25. I find that the Labour Court should have rejected the said amendment application in light of the Lakshmidevamma's case (supra) since it was filed after the recording of evidence. Be that as it may, with the passage of time and the fact that the petitioner has attained the age of superannuation in 2007, this entire litigation cannot now be reopened since the petitioner at the age of 67 would have to undergo rigors of litigation. Equity demands and the ends of justice can be met by issuing such a direction which would compensate the petitioner.

26. Both the learned Advocates have informed that the gratuity of the petitioner has not been paid on account of his dismissal from employment and no retiral benefits are available to him. He has only obtained the P.F. benefits.

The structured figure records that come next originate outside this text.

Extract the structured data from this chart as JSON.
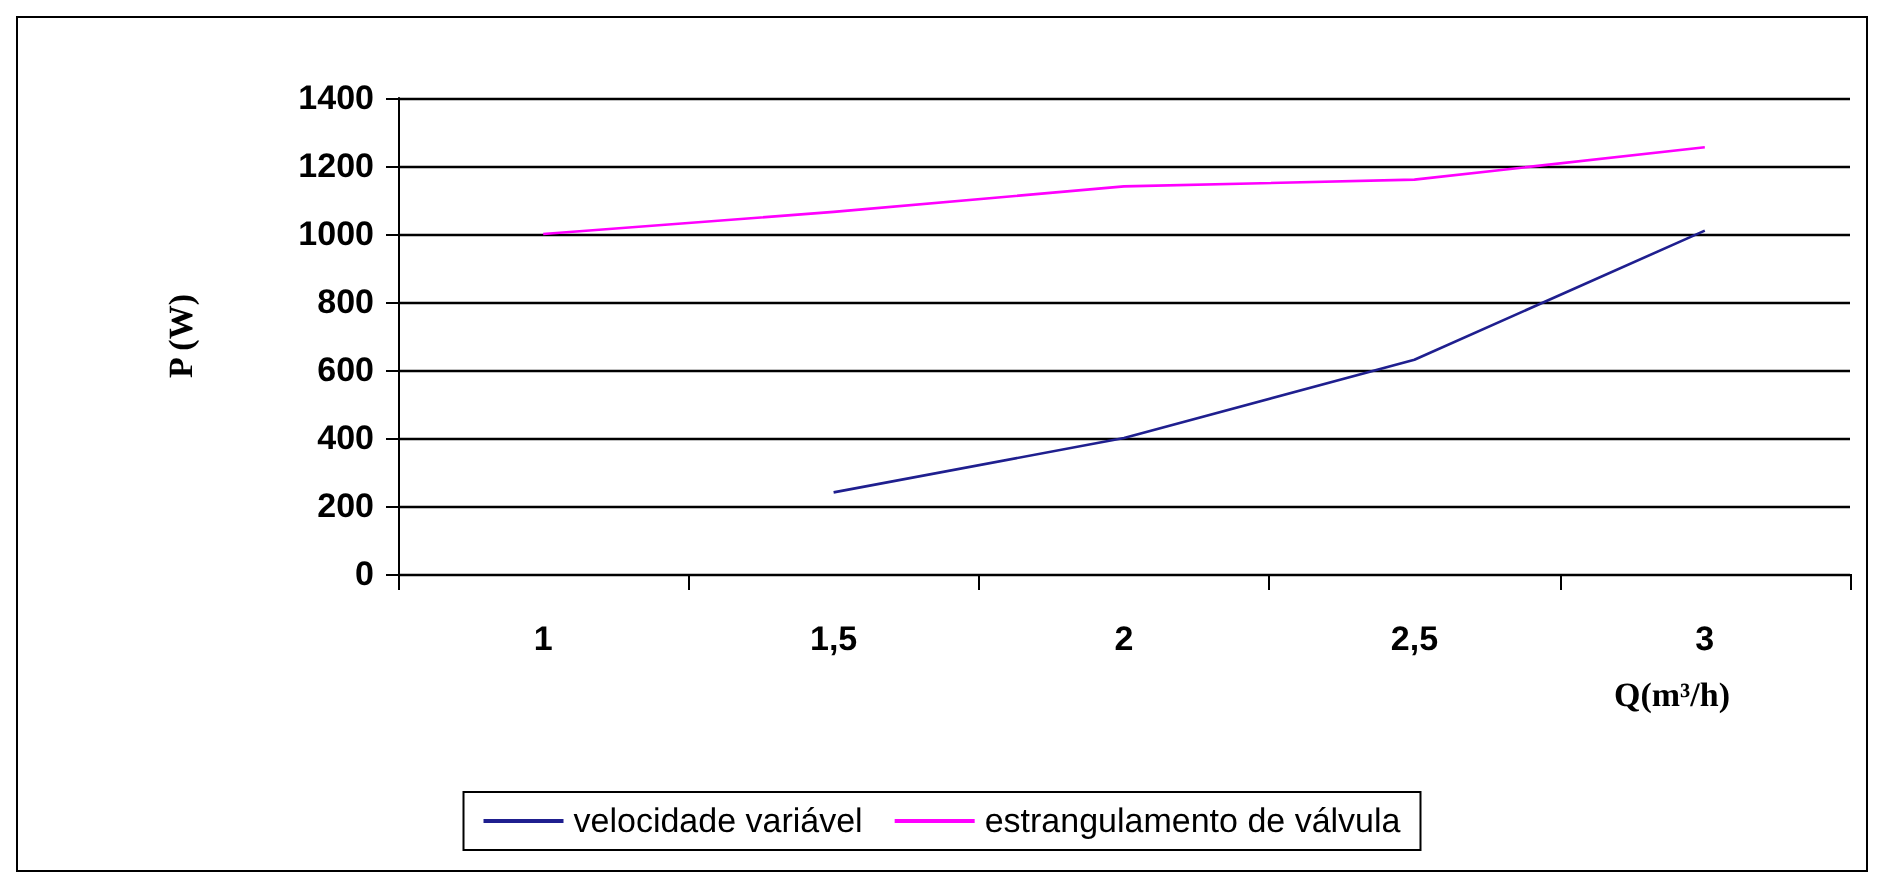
{
  "chart_data": {
    "type": "line",
    "xlabel": "Q(m³/h)",
    "ylabel": "P (W)",
    "categories": [
      "1",
      "1,5",
      "2",
      "2,5",
      "3"
    ],
    "series": [
      {
        "name": "velocidade variável",
        "color": "#1f1f8f",
        "values": [
          null,
          240,
          400,
          630,
          1010
        ]
      },
      {
        "name": "estrangulamento de válvula",
        "color": "#ff00ff",
        "values": [
          1000,
          1065,
          1140,
          1160,
          1255
        ]
      }
    ],
    "ylim": [
      0,
      1400
    ],
    "yticks": [
      0,
      200,
      400,
      600,
      800,
      1000,
      1200,
      1400
    ],
    "grid": "y",
    "legend": "bottom",
    "marker": "none",
    "line_style": "solid"
  }
}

27. In the peculiar facts and circumstances of this case and in order to put the entire controversy to rest, I find that the ends of justice can be met by directing the respondent to pay gratuity to the petitioner from the date of joining employment which is 1977 till the date of his superannuation in the year 2007. I am quantifying Rs.5000/- (Rs. Five Thousand only/-) as the basis for calculating the gratuity to be paid to the petitioner by the respondent for the period from 1977 till 2007. The said gratuity will be paid by the respondent to the petitioner within a period of eight weeks from today.

28. With the above directions, the Writ Petition is partly allowed. Rule is accordingly made partly absolute. No order as to costs.